RHS has been observed to compete with sustainable modes of transport like public transport whereas it ostensibly fails its said purpose of drawing people out of their personal vehicles. Interestingly though, certain traits, as shown by RHS users, coupled with scenario analysis results, could be exploited to make the policy recommendations. Those are as following:

  1. (1)

    RHS users, predominantly from bigger households, exhibit their willingness (refer to Table 4) to choose RHS, which could be further promoted through various incentives (for pooled/ shared rides) by the service providers.
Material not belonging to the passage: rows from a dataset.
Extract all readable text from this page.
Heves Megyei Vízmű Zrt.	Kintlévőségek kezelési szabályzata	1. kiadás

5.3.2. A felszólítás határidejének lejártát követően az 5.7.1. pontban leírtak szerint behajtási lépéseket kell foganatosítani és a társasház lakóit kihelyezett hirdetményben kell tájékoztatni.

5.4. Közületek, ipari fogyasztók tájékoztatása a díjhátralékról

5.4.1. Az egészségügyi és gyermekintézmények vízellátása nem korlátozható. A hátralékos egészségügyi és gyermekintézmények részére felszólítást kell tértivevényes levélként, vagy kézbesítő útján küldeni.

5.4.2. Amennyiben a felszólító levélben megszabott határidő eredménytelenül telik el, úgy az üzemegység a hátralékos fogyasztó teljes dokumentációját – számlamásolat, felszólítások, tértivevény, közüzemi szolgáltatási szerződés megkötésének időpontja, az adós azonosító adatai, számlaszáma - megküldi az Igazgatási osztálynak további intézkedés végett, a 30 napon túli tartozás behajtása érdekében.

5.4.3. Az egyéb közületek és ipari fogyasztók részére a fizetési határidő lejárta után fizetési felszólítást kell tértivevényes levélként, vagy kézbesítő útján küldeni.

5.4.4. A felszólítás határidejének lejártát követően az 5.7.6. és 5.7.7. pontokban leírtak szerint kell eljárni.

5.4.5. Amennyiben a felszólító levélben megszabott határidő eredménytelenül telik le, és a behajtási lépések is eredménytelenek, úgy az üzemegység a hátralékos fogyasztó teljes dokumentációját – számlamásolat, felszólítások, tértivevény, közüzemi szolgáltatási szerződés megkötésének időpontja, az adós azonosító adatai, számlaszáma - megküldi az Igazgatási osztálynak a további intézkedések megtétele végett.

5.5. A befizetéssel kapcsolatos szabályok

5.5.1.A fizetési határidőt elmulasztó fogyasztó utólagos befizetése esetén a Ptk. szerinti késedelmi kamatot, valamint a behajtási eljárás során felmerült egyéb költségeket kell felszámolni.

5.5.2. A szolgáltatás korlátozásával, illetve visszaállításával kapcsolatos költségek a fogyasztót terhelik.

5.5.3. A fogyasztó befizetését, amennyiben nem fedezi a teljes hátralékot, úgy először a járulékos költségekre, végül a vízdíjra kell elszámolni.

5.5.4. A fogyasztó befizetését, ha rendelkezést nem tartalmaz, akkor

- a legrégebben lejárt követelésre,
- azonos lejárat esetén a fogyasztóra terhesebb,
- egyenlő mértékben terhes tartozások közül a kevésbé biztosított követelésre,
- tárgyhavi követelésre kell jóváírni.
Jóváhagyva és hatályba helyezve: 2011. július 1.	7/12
As a large share of Indian households live in “extended families” [37] [38], i.e., one or more parents or relatives living under one roof, this demography may assist in the promotion and growth of RHS in urban areas.

  2. (2)

    Youth, between the ages of 18–30, who are the most likely users of RHS (refer to Table 4), could be further incentivized to adopt RHS. As India boasts of having nearly 47% of its population below the age of 25, this socio-economic group could be attracted to the various types of inexpensive ride-hailing or ride-sharing services [39]. A frequent user program could be devised to provide discounts to students traveling together on a daily basis to their schools/colleges.

  3. (3)

    It has been observed that tech savviness (refer to Table 4) plays a significant role in both choosing and frequently using RHS. The growing smartphone penetration in India, which is currently over 66%, and expected to reach 90% by 2032, is also likely to support the widening base of RHS across India [40]. As such, the RHS apps could be integrated with various public transit apps so provide a seamless travel experience where RHS acts as a feeder to major line-haul.

  4. (4)

    The scenario analysis results (refer to scenario 9; refer to Table 8) show RHS ridership may be enhanced by integrated strategies that restrict ownership and usage of personal vehicles, by various measures like fixing a ceiling for yearly car registration, congestion pricing, etc.; and prioritizing public transit, by measures such as priority transit lanes and extra green time at intersections. One such strategy was adopted by the operators of Uber and Ola in New Delhi during the days when the “Odd–Even” policy was implemented, where they scrapped surge-pricing to attract more users [41]. This policy has been formulated by the Delhi government to reduce the number of personal vehicles plying on the streets during the days of poor air quality. Singapore has also adopted a policy to limit the number of private car registrations in order to reduce congestion [42].

  5. (5)

    The present study observes that RHS is mostly used by individuals with higher income (refer to Table 5). As such, other types of RHS, such as 2-wheelers, intermediate public transport (e.g., auto-rickshaw and e-rickshaw) should be further promoted so as to improve the affordability of RHS for larger sections of society. Rapido is an example of 2-wheeler RHS, which operates in several cities in India. Auto-rickshaw-based RHS, namely COOP and Tukxi, have been recently launched in the cities of Pune and Kochi, respectively [43]. Such types of RHS are likely to reduce the trip price and attract greater number of users.